Yes. We strongly encourage packages for the most complete and cost-effective legacy plan but we do offer a la carte pricing to meet your needs.

I am married. Can my spouse and I have joint documents?

We do not offer joint legacy planning documents for several reasons. Crucially, if one spouse has problems with creditors, the other spouse’s assets are protected by having separate legacy planning documents. What many people do not realize is that joint documents become irrevocable after the death of the first spouse – meaning they never change or go away even if the surviving spouse gets remarried. In general, separate documents are always easier to manage during your lifetime and after.

Do I need to specifically list out all of my assets in my will or trust, or can I generally give them away?

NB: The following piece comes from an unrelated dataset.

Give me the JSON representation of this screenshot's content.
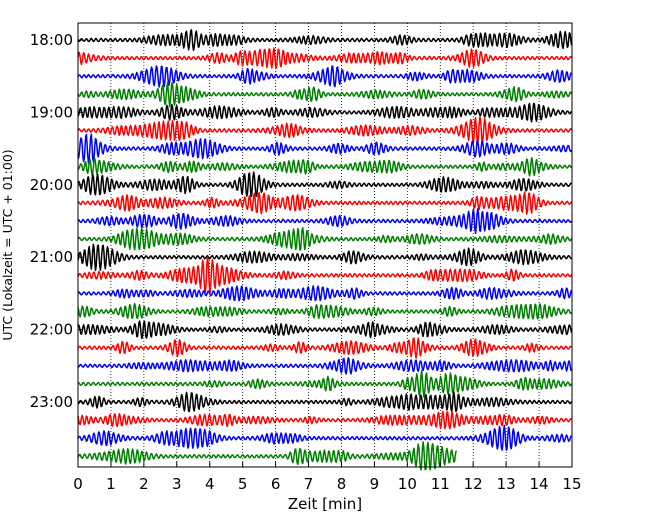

No, your will or trust can be as detailed or as general as you’d like – this is your customized legacy plan! If you’d like to choose who will inherit very specific assets, such as a sword collection, then you can list that out in the will. You can also leave it general, where all of your personal property goes to a specific person.

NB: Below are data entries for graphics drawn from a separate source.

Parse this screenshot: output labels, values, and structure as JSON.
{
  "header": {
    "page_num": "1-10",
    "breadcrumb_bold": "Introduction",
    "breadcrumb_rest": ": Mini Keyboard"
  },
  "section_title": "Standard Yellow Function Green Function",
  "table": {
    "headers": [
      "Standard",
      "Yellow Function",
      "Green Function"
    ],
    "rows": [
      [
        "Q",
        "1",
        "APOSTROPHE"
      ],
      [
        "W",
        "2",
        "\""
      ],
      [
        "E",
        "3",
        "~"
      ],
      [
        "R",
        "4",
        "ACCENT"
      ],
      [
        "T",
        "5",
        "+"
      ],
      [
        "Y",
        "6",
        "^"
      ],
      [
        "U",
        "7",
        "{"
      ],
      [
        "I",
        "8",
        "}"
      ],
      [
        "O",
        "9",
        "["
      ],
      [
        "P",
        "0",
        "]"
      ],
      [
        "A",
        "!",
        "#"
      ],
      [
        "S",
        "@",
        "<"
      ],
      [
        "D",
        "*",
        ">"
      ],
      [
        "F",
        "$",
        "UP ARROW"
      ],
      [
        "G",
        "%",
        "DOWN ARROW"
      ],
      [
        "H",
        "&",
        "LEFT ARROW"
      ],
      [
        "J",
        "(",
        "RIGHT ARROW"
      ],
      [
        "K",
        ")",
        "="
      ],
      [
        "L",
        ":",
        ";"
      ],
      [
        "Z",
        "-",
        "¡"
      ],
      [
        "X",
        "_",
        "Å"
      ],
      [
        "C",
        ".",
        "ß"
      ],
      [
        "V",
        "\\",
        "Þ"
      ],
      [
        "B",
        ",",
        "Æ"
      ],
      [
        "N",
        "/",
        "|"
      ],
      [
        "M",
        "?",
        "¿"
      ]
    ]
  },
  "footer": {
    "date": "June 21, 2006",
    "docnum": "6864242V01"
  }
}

What is a power of attorney and what is it used for?

Powers of attorney are very important during your lifetime. A power of attorney is a legal document that allows you to give someone legal authority to make critical decisions about your medical care or finances during your lifetime. For example, if you fall seriously ill and lose consciousness, your medical power of attorney will decide what treatment you receive, including life-sustaining procedures. On the other hand, if you are bed bound and cannot make it to the bank, your financial power of attorney can act for you.

What are the benefits of a trust?

  • Your trust will allow you to maintain control over your legacy.
  • Your trust can be customized to fit the specific needs of you and your family.
  • Your trust provides privacy for you and your family because assets in the trust avoid probate.
  • Your trust will save your family time and money during an emotionally difficult period.
  • Your trust gives you peace of mind knowing that a plan is in place for your family. 

How often do I need to update my legacy planning documents?

Your legacy planning documents need to be updated when major life changes occur, such as marriage, divorce, birth of a new child, or receiving a large inheritance.

Where do I store my signed documents? Do I need to send them to people?

You should store your original legacy planning documents in a safe place. You can send copies to loved ones but the originals must be presented to banks, hospitals and the court.

What is probate?

Probate is the legal process that your loved ones will go through upon your death in order to transfer your assets. If you have a will, the probate process will be much easier, quicker and under your control even after you have passed away. If you do not have a will, the judge, under Michigan law, will decide where your assets go. The average length of a probate proceeding is 9 months to 2 years, with the average cost totaling from 5 to 10% of the value of your estate; however, it can drag out much longer and deplete your estate if you do not have proper legacy planning in place.

How do I avoid probate court?

A trust is the single best way for your family to avoid probate court and all the problems associated with it.

What is a revocable living trust?

A revocable living trust is a legal document that holds the title of your property during your lifetime. It is often used by individuals who want to transfer the title of their property from them to their revocable living trust for added protection. You retain control of all your trust assets during your lifetime and determine how those assets will be distributed to your beneficiaries at your death. Any assets transferred to a revocable living trust will bypass the probate process, saving your loved ones time, money and heartache. Most importantly, a revocable living trust ensures that you maintain the most control over your assets.